According to analysts, the approval of the IMF bailout will help Pakistan because it could encourage other international financial institutions to help Islamabad overcome economic challenges.
The approval for the IMF loan came a day after Saudi Arabia deposited $2bn into Pakistan’s central bank. On Wednesday, the United Arab Emirates also deposited $1bn into the central bank, according to finance minister Dar.
On Thursday, Pakistan’s sovereign dollar bonds rallied on the back of the IMF deal.
How will the bailout impact the upcoming elections?
While the IMF bailout provides some wiggle room to try to tackle the country’s economic turmoil, it is unclear whether the announcement will bolster Sharif and his PML-N party’s chances at the polling booth.
“This [bailout] will help the government to salvage the loss in popularity of high inflation and negative growth in the last year.
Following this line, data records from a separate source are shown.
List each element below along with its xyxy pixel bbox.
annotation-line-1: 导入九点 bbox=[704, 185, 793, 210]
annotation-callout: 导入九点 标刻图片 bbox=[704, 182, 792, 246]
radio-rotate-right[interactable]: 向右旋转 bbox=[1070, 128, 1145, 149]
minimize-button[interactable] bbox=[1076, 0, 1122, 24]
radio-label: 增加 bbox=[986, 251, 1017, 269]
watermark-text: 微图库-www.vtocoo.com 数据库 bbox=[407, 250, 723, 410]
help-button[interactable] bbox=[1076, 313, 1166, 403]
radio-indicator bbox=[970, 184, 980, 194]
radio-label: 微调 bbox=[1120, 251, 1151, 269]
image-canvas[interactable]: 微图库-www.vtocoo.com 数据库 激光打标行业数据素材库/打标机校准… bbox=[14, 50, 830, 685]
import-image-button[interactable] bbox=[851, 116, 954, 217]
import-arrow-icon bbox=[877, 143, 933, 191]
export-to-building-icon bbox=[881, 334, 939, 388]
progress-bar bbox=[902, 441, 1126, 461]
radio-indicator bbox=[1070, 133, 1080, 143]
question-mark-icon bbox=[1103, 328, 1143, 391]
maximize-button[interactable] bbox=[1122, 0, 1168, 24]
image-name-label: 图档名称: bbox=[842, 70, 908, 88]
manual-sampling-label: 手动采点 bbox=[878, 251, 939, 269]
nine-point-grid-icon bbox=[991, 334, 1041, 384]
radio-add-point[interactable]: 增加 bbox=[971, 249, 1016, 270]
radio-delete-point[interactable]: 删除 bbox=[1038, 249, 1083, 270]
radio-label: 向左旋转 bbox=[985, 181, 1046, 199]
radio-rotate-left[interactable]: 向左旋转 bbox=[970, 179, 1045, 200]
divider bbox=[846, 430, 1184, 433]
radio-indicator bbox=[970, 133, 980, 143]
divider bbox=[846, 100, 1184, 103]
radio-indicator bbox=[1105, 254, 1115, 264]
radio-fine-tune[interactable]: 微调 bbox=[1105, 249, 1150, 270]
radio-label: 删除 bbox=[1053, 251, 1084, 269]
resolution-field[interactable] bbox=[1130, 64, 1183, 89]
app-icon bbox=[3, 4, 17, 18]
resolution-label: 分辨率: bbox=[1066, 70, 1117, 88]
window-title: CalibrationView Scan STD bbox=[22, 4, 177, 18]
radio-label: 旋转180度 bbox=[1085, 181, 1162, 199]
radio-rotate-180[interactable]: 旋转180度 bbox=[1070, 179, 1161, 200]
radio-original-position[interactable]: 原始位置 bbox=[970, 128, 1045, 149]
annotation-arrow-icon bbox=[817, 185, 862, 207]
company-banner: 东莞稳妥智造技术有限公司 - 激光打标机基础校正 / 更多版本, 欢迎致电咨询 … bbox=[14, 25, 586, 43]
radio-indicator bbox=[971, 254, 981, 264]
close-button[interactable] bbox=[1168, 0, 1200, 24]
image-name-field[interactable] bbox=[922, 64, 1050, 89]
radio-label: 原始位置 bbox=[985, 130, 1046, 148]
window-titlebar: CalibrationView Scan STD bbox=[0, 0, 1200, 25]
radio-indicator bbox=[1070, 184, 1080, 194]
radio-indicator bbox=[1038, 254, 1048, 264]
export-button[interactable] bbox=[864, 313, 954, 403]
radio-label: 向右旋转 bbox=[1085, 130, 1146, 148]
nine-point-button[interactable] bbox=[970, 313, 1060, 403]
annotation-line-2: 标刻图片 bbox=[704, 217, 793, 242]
This bodes well for the government,” economist Khizr said.
“However, their popularity will remain low due to bad economic management and purchasing power erosion,” he added.
Since former Prime Minister Khan was removed in a vote of no confidence in April 2022 led by the Pakistan Democratic Movement (PDM) – a ruling coalition of more than a dozen parties, including Sharif’s PML-N – the political crisis in the country has gone from bad to worse.
In March, a survey published by the polling group Gallup reported that some 62 percent of people in the country blamed the PDM for Pakistan’s economic woes.
Meanwhile, among the 2,000 respondents, some 61 percent had a favourable opinion of Khan, who has also won a majority of national and provincial by-elections that took place in the past year and that have cemented his popularity in the country.
However, Khan’s political future looks uncertain too after the violent protests that occurred following his brief arrest on May 9, which included attacks on military installations. Thousands have been arrested, many without any formal charges, and military courts have been announced to try the alleged perpetrators.